For many years high strength wire rope or cable has been cut by impact-type or hammer-action, wire rope cutters. Such cutters are well known in the industry and are particularly advantageous in that they are portable and yet capable of a superior cut on a high-strength cable with only a few blows of a hammer.
Commercially available impact-type wire rope cutters are all generally formed in the same manner. They include a body having a base portion formed for receipt and support of a length of wire rope thereon. Usually a saddle or groove is provided in the base portion and a cutting die is mounted across the saddle or groove. The body extends upwardly to a position over the saddle or groove, and a guide portion is provided in the upper portion of the body and a vertically reciprocatable chisel or cutter is mounted in the guide. The chisel includes an upper end formed with a surface to be struck by a hammer and a lower end which carries a tool steel blade that mates with the die carried in the saddle portion of the base. The wire rope is first wrapped with a cable band (a pliable metallic sleeve) and then positioned in the groove. The chisel is brought down until the blade engages the band, and then using a sledge hammer or the like, the chisel is driven downwardly through the wire rope by impacting the upper end of the chisel.
Such impact-type wire rope cutters have several advantages over hydraulic cutters (hand or power operated) also widely used in industry. Primary among the advantages is the simplicity of construction and attendant lower cost.

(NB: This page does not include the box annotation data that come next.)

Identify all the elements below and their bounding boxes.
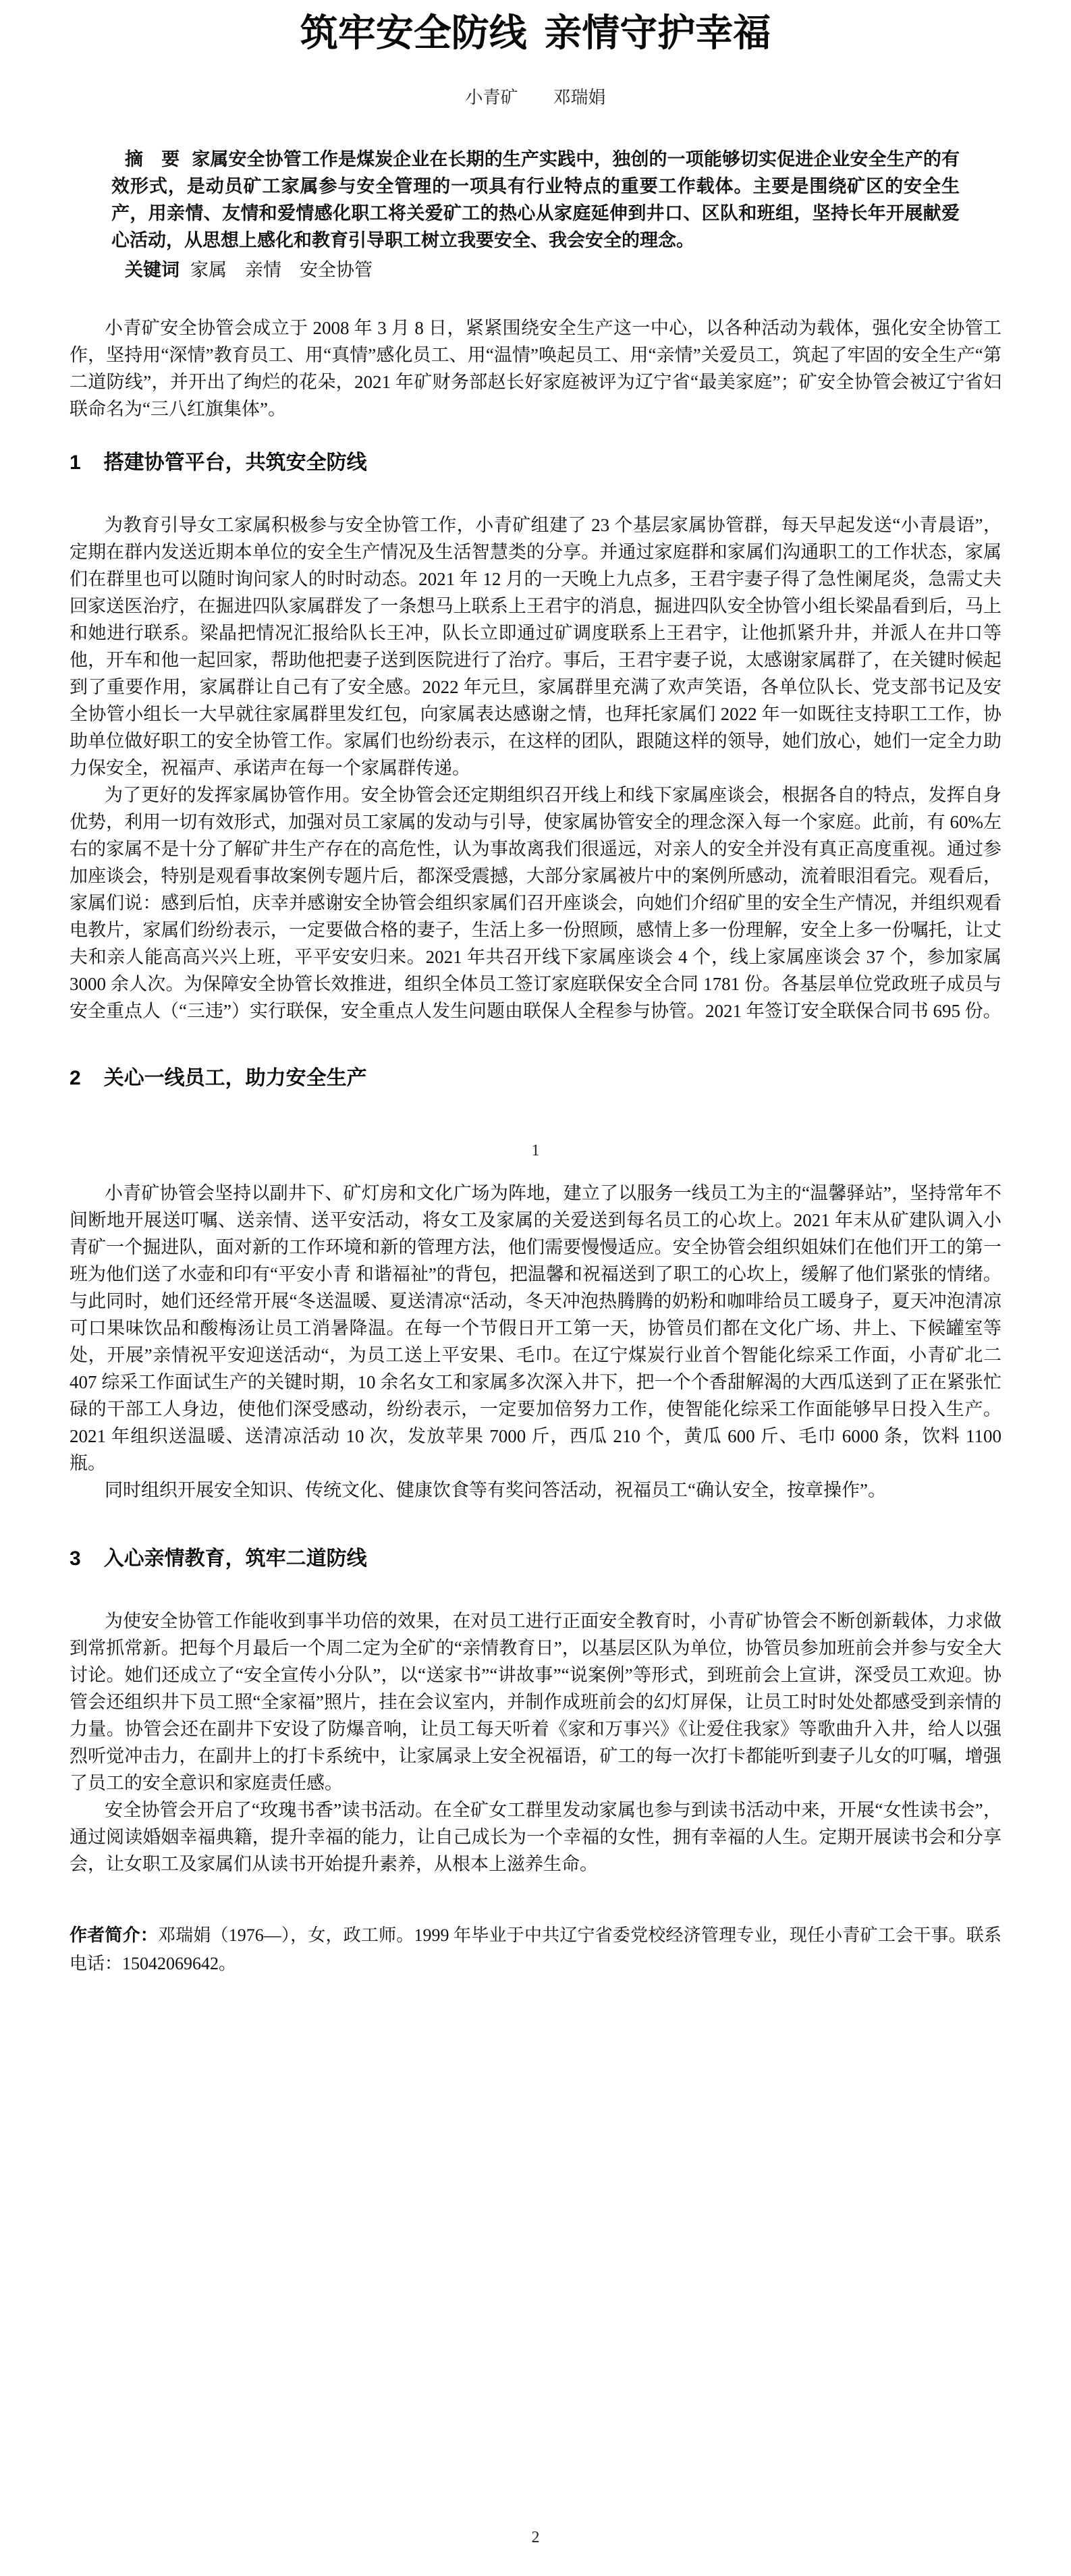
keywords-text: 家属 亲情 安全协管 [190,260,373,280]
section-1-number: 1 [70,451,81,474]
document-page: 筑牢安全防线 亲情守护幸福 小青矿 邓瑞娟 摘 要家属安全协管工作是煤炭企业在长… [0,0,1071,2576]
keywords-label: 关键词 [125,260,180,280]
section-3-paragraph-2: 安全协管会开启了“玫瑰书香”读书活动。在全矿女工群里发动家属也参与到读书活动中来… [70,1797,1001,1878]
section-2-heading: 2关心一线员工，助力安全生产 [70,1066,1001,1091]
page-number-1: 1 [70,1141,1001,1161]
keywords-block: 关键词家属 亲情 安全协管 [111,256,960,283]
author-bio: 作者简介：邓瑞娟（1976—），女，政工师。1999 年毕业于中共辽宁省委党校经… [70,1921,1001,1978]
author-bio-text: 邓瑞娟（1976—），女，政工师。1999 年毕业于中共辽宁省委党校经济管理专业… [70,1925,1001,1973]
page-number-2: 2 [0,2527,1071,2548]
section-2-paragraph-2: 同时组织开展安全知识、传统文化、健康饮食等有奖问答活动，祝福员工“确认安全，按章… [70,1477,1001,1504]
section-2-number: 2 [70,1067,81,1089]
section-3-heading: 3入心亲情教育，筑牢二道防线 [70,1547,1001,1571]
intro-paragraph: 小青矿安全协管会成立于 2008 年 3 月 8 日，紧紧围绕安全生产这一中心，… [70,314,1001,422]
abstract-text: 家属安全协管工作是煤炭企业在长期的生产实践中，独创的一项能够切实促进企业安全生产… [111,149,960,250]
page-title: 筑牢安全防线 亲情守护幸福 [70,9,1001,57]
section-1-paragraph-2: 为了更好的发挥家属协管作用。安全协管会还定期组织召开线上和线下家属座谈会，根据各… [70,782,1001,1024]
section-3-number: 3 [70,1547,81,1570]
section-1-heading: 1搭建协管平台，共筑安全防线 [70,451,1001,475]
section-2-title: 关心一线员工，助力安全生产 [104,1067,367,1089]
abstract-block: 摘 要家属安全协管工作是煤炭企业在长期的生产实践中，独创的一项能够切实促进企业安… [111,146,960,254]
author-bio-label: 作者简介： [70,1925,158,1945]
section-3-title: 入心亲情教育，筑牢二道防线 [104,1547,367,1570]
authors-line: 小青矿 邓瑞娟 [70,86,1001,109]
section-2-paragraph-1: 小青矿协管会坚持以副井下、矿灯房和文化广场为阵地，建立了以服务一线员工为主的“温… [70,1180,1001,1477]
section-1-title: 搭建协管平台，共筑安全防线 [104,451,367,474]
section-3-paragraph-1: 为使安全协管工作能收到事半功倍的效果，在对员工进行正面安全教育时，小青矿协管会不… [70,1608,1001,1797]
section-1-paragraph-1: 为教育引导女工家属积极参与安全协管工作，小青矿组建了 23 个基层家属协管群，每… [70,512,1001,782]
abstract-label: 摘 要 [125,149,180,169]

Although one should employ a cable band around the section of the wire rope being cut so that any wire fragment produced during cutting will be retained, impact-type wire rope cutters are sometimes used without cable bands. Since these hammer-action, wire rope cutters depend upon a chisel to shear the wire, it is possible for the chisel to rebound off the rope during the cutting process and start a second cut longitudinally displaced on the rope a slight distance from the first cut. The result can be the severing of small wire fragments from the rope. As will be understood, such severing takes place at the time of impact by the chisel cutting blade, and the fragments can fly away or off of the rope at a high enough velocity to be potentially dangerous.
The tendency is for wire fragments to be expelled from or fly off of the wire rope in a near vertical direction along one side of the cutting blade. While proper use of the impact-type wire rope cutter will not produce fragments, and while many fragments which do result will be small, low speed or strike a part of the cutter, occasionally a high speed fragment will be directed upwardly toward the user in a manner which can be dangerous.